Science4You: 2016 é para “entrar à séria” no mercado norte-americano

Empresa nacional prepara-se para a época de Natal e espera duplicar vendas no final do ano. Miguel Pina Martins quer estabilizar presença da marca na Europa

Setembro de 2015. A Science4You realizou um aumento de capital de sete milhões de euros, totalmente subscrito por empresas portuguesas. O principal objetivo foi, na altura, financiar a expansão da empresa nacional de brinquedos educativos para mercados internacionais. Mas a grande meta da marca liderada por Miguel Pina Martins para 2016 é “entrar à séria” no mercado norte-americano.

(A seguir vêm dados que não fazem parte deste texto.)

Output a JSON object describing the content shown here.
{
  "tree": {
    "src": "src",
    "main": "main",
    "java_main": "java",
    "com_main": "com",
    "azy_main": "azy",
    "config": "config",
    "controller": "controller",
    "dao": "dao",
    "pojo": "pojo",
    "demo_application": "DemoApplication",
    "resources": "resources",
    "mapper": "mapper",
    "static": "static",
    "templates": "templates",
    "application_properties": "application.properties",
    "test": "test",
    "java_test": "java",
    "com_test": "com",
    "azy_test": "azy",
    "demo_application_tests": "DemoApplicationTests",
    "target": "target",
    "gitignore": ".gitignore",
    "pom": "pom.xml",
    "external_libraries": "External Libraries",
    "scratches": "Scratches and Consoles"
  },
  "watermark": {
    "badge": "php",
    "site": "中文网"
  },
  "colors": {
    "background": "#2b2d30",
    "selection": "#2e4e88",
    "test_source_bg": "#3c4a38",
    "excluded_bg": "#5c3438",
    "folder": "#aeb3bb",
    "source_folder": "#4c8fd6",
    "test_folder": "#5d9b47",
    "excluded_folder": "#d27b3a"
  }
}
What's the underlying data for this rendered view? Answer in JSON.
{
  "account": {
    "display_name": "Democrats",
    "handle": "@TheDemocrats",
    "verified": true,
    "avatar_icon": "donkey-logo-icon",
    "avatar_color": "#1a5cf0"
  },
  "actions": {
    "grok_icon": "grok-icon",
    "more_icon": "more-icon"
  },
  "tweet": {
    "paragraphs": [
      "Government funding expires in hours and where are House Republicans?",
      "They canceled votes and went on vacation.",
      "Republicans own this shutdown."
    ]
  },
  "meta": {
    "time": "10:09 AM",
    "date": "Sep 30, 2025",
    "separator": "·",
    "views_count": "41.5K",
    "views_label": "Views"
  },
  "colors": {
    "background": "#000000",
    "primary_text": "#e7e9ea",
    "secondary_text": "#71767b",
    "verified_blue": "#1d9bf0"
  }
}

“A presença atual pode ser mais forte. O mercado norte-americano pode ser muito grande e ainda não tem a dimensão que merece”, analisa o presidente executivo da Science4You em entrevista ao Dinheiro Vivo.

A empresa, que mantém todas as suas bases em Portugal, espera duplicar as vendas do ano passado, “para 11,5 a 13,5 milhões de euros”.

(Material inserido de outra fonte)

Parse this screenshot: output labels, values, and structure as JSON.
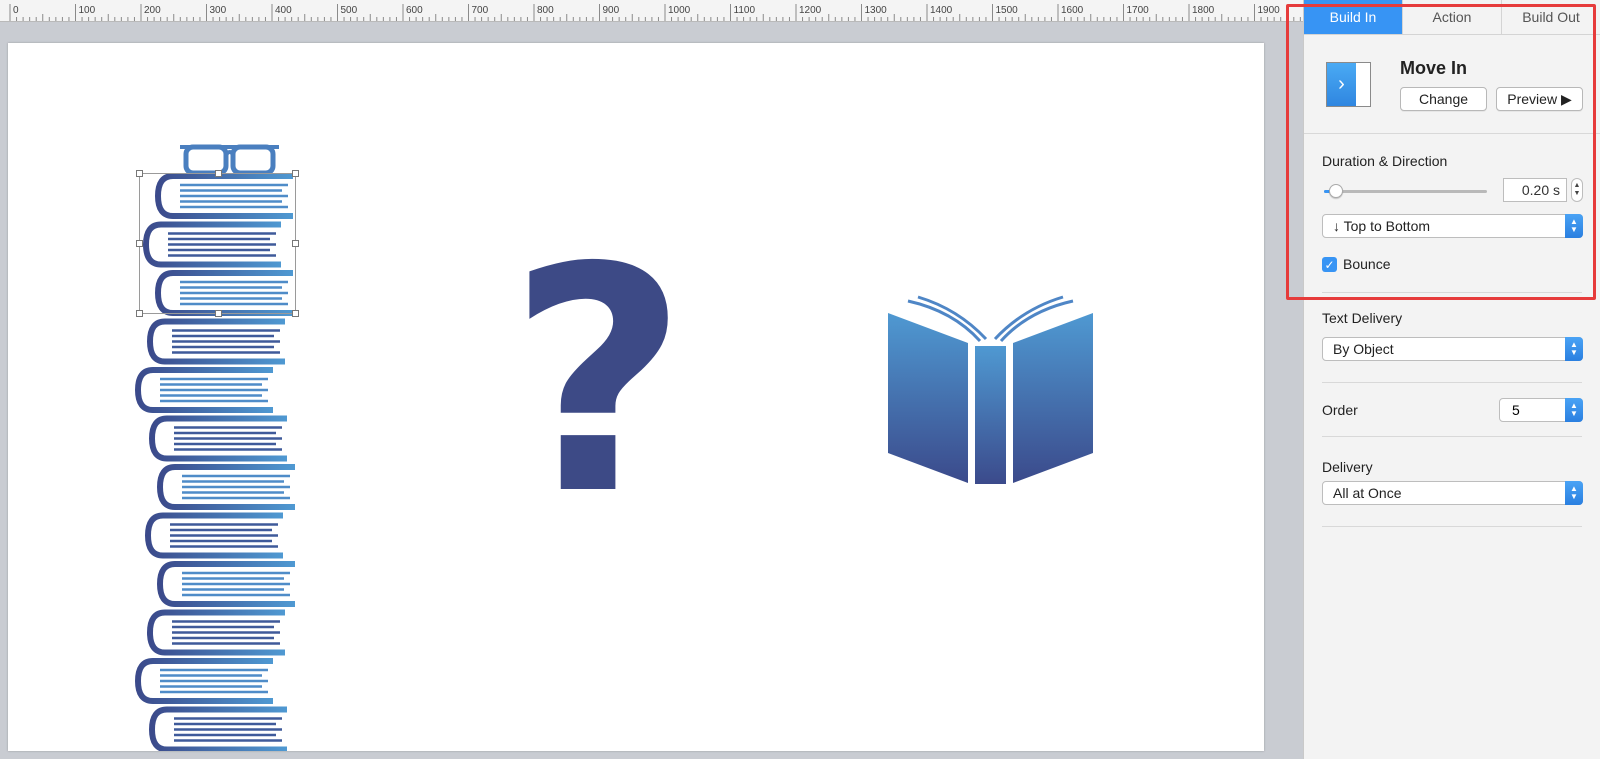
{
  "ruler": {
    "labels": [
      "0",
      "100",
      "200",
      "300",
      "400",
      "500",
      "600",
      "700",
      "800",
      "900",
      "1000",
      "1100",
      "1200",
      "1300",
      "1400",
      "1500",
      "1600",
      "1700",
      "1800",
      "1900"
    ]
  },
  "inspector": {
    "tabs": [
      {
        "label": "Build In",
        "active": true
      },
      {
        "label": "Action",
        "active": false
      },
      {
        "label": "Build Out",
        "active": false
      }
    ],
    "effect": {
      "title": "Move In",
      "change_label": "Change",
      "preview_label": "Preview ▶"
    },
    "duration": {
      "heading": "Duration & Direction",
      "value_text": "0.20 s",
      "slider_fraction": 0.05,
      "direction": "↓   Top to Bottom",
      "bounce_label": "Bounce",
      "bounce_checked": true
    },
    "text_delivery": {
      "heading": "Text Delivery",
      "value": "By Object"
    },
    "order": {
      "heading": "Order",
      "value": "5"
    },
    "delivery": {
      "heading": "Delivery",
      "value": "All at Once"
    }
  },
  "colors": {
    "accent": "#3794f4",
    "highlight": "#e63b3b",
    "book_blue_light": "#4e97cf",
    "book_blue_dark": "#3d4b8a"
  },
  "slide": {
    "question_mark": "?"
  }
}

O Natal, que representa entre 60% e 70% das receitas no último trimestre, deverá dar o principal contributo. Para esta época, a Science4You tem três novidades prestes a ser lançadas e que pudemos ver ao longo desta reportagem, que decorreu no Tec Labs da Faculdade de Ciências da Universidade de Lisboa.

O Smart Monkey é literalmente um macaco inteligente. Com uma ligação Bluetooth entre este animal de peluche e o tablet e o smartphone, as crianças entre os 3 e os 6 anos podem aprender a contar números e muitas outras operações graças a uma aplicação que estará disponível, gratuitamente, para quem comprar este brinquedo.

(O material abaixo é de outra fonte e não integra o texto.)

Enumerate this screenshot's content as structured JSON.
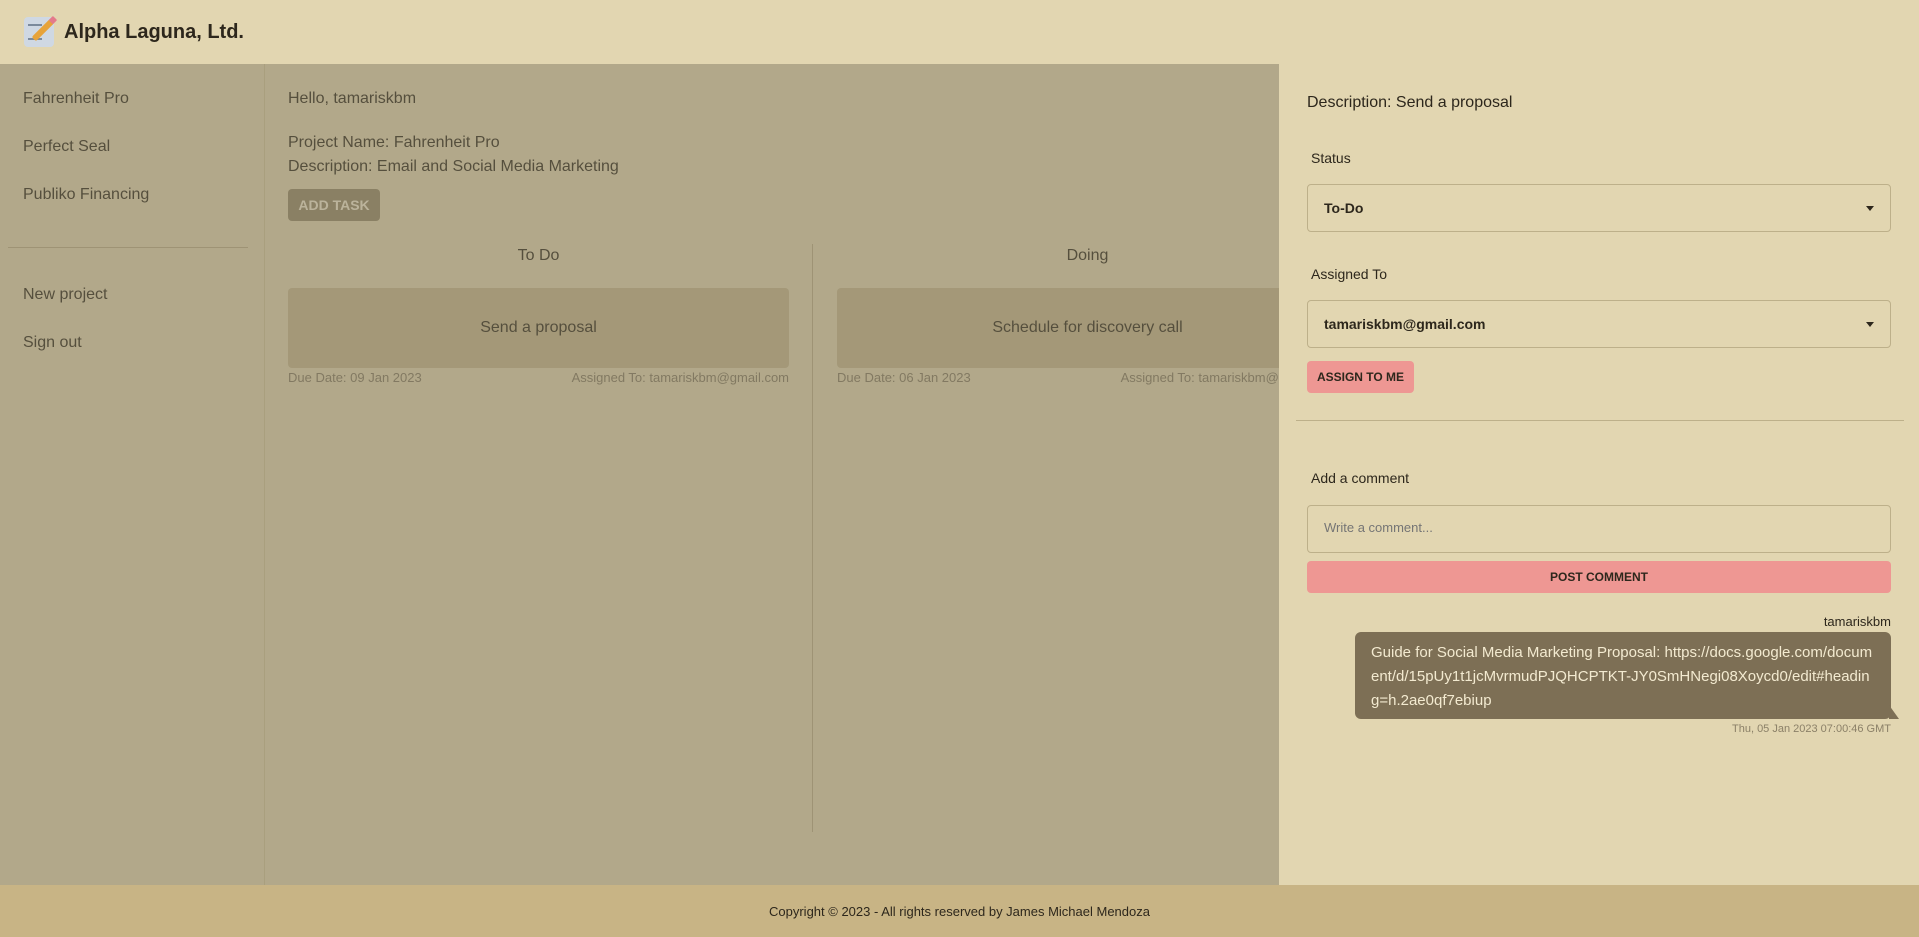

A Science4You vai lançar ainda mais dois drones, os modelos 2XL e mini, ambos com câmaras de alta definição, além de apresentar mais experiências de ciência explosiva e dos rockets, os “brinquedos mais exportados”. A presença dos kits de botânica, de ecologia e de química, embalados com o símbolo da Fnac e que são vendidos no mercado francês, também se destacam no gabinete do CEO. 

Mas a presença da Science4You já se estende por vários continentes. Encontra-se atualmente em 24 países e em sítios tão diferentes como Angola, Brasil e China. O continente europeu, no entanto, continua a ser a grande prioridade. “Estamos muito mais empenhados em consolidar na Europa, onde temos as maiores vantagens competitivas, por termos a nossa base em Portugal, ao contrário de 95% das empresas em todo o mundo”, lembra o CEO da fabricante de brinquedos nacional. Esta base foi reforçada em agosto com a abertura de uma fábrica no MARL, com mais de oito mil metros quadrados.

Ainda em relação aos brinquedos, Miguel Pina Martins critica a “falta de entusiasmo e de ensino experimental” nas escolas portuguesas e considera mesmo que “brincar com os nossos produtos tem o mesmo efeito de ir a uma feira de ciência. Um dos grandes desafios para ter uma sociedade desenvolvida é entusiasmar o nosso sistema de ensino, para ser mais experimental”.

A Science4You quer, por isso, ter “cada vez mais produtos focados na diversão e na educação das crianças”, mesmo assumindo o desafio de “fazer o equilíbrio entre a aprendizagem e o entretenimento”. A meta para 2017 é atingir vendas de 20 milhões de euros, mais do triplo do montante registado em 2014: seis milhões de euros.

A empresa também quer aumentar os lucros, que atualmente representam “entre 12% e 13% das receitas”, ou seja, a Science4You pode terminar com um resultado positivo acima do patamar de um milhão de euros, pela primeira vez em sete anos de história.